Die Deutsche Bahn will eine Lärmschutzwand aus Beton quer durch Bamberg ziehen. Die Stadt liegt auf der Hochgeschwindigkeitsstrecke München–Berlin, die ihrerseits Teil der europäischen Eisenbahntransversale ist, die irgendwann einmal Skandinavien und Norditalien verbinden soll. 670 Kilometer sind es von München nach Berlin, die Reise soll sich von sechs auf vier Stunden verkürzen. Damit die ICE-Züge mit Tempo 200 fahren können, baut die Bahn in Bamberg zwei zusätzliche Gleise. Bis zu 140 Personenzüge und 250 Güterzüge sollen später täglich durchkommen. Mehr Züge verursachen mehr Lärm. Und je schneller sie sind, desto lauter sind sie, deshalb die Mauer.

Auch heute schon passieren täglich mehrere Hundert Züge die Stadt, doch solange sie das auf alten Gleisen tun, muss die Bahn nichts gegen den Lärm unternehmen – Bestandsschutz. Beim Bau neuer Gleise schreibt das Gesetz Lärmschutz vor. Die Mauer soll bis zu sechs Meter hoch werden, sie wäre stellenweise höher als damals die in Berlin.

Die grüne Stadträtin spricht vom "Todesstoß für Bamberg". Einen "Volksaufstand" prophezeit die SPD-Frau. "Wenn das so kommt, dann gehen auch die Konservativen auf die Straße, dann gibt es Zoff ohne Ende", droht der CSU-Mann. Der Vertreter der Freien Wähler sagt: "Bamberg 21". Die Stadt will die Mauer nicht.

Bamberg gehört seit 1993 zum Weltkulturerbe der Unesco. Es hat Deutschlands größte unversehrte Altstadt, mehr als 1000 Häuser stehen unter Denkmalschutz. Schon als Heinrich II. das Bistum 1007 gründete, war die Stadt zum Denkmal bestimmt, sie sollte ein neues Rom werden.
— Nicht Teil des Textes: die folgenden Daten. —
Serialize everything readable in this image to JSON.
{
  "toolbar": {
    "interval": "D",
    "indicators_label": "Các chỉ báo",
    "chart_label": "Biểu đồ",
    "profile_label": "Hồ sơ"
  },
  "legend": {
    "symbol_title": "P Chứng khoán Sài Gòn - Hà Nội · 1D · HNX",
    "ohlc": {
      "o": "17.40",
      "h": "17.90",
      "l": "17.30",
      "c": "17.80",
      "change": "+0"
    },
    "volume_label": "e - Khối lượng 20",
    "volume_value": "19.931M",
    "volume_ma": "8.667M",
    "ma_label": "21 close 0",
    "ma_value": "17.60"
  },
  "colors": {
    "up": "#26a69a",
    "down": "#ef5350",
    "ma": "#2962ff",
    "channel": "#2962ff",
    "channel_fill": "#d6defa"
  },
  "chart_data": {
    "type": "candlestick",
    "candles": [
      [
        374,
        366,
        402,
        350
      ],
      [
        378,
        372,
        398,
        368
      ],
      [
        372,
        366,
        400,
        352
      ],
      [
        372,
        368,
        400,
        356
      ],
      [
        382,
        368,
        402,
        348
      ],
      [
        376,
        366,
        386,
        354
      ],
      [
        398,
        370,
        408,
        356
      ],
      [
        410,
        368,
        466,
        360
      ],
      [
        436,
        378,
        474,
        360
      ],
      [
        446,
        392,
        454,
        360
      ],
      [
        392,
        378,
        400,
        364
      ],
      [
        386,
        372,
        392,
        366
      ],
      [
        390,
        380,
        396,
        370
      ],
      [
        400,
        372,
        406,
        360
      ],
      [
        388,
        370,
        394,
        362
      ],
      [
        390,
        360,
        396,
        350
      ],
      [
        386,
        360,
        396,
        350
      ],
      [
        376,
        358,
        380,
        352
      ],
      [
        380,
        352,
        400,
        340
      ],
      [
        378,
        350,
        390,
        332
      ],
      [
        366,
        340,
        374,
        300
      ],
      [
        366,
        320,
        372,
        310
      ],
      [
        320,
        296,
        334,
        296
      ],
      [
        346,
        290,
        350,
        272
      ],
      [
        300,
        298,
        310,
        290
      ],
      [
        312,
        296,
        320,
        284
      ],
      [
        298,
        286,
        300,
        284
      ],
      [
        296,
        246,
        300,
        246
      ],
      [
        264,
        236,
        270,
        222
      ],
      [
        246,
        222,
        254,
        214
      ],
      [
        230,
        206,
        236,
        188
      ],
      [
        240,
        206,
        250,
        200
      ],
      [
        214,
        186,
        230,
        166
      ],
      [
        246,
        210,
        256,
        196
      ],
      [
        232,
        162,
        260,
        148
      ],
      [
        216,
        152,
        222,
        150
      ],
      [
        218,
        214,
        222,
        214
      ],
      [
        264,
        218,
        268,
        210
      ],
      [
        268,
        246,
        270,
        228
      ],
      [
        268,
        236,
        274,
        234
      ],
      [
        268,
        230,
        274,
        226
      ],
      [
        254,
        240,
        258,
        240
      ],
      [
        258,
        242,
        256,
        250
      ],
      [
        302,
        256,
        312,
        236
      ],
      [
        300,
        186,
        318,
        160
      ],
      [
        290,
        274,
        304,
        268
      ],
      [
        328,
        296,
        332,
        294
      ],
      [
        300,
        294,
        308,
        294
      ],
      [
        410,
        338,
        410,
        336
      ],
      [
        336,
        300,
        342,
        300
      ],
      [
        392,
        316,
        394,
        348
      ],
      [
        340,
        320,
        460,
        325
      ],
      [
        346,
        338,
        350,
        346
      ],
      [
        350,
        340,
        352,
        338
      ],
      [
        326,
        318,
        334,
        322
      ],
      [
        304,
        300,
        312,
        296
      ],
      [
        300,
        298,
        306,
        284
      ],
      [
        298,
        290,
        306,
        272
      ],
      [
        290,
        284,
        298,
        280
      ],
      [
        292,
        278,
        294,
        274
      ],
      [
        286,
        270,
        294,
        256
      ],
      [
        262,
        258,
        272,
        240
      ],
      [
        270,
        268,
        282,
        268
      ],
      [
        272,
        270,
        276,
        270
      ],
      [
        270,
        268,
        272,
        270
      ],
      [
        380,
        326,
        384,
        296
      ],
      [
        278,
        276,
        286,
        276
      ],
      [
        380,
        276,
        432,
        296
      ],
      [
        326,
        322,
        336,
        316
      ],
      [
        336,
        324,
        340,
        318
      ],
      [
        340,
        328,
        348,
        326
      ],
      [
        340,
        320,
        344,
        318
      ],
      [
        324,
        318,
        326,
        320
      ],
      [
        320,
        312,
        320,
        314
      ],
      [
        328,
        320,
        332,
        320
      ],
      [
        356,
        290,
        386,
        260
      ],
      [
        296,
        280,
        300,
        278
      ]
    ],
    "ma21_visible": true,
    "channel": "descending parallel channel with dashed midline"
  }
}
Der Kaiserdom, das Alte Rathaus, die ehemalige Fischersiedlung "Klein Venedig", das Barockpalais Böttingerhaus und die Renaissancebauten prägten die mittelalterliche Baukunst in ganz Europa. Die Mauer würde an der Altstadt vorbeiziehen und die Sichtachsen zerschneiden.

Wenn die Mauer komme, sagen die Stadträte, drohe Bamberg das gleiche Schicksal wie Dresden. Das Dresdner Elbtal verlor den Welterbe-Status, weil die Stadt den Bau der Waldschlösschenbrücke zuließ. So etwas dürfe Bamberg nicht passieren.

Die Stadt ist in die Planungen der Bahn eingebunden, sie hat ihre Argumente vorgebracht. Man hört sie an. Ein Mitbestimmungsrecht hat Bamberg aber nicht. Der Ausbau gehört zum "Verkehrsprojekt der Deutschen Einheit 8" von Bund und Bahn, das nach der Wiedervereinigung von der Bundesregierung beschlossen wurde. Der Bund trägt auch den größten Teil der Kosten von insgesamt 13 Milliarden Euro.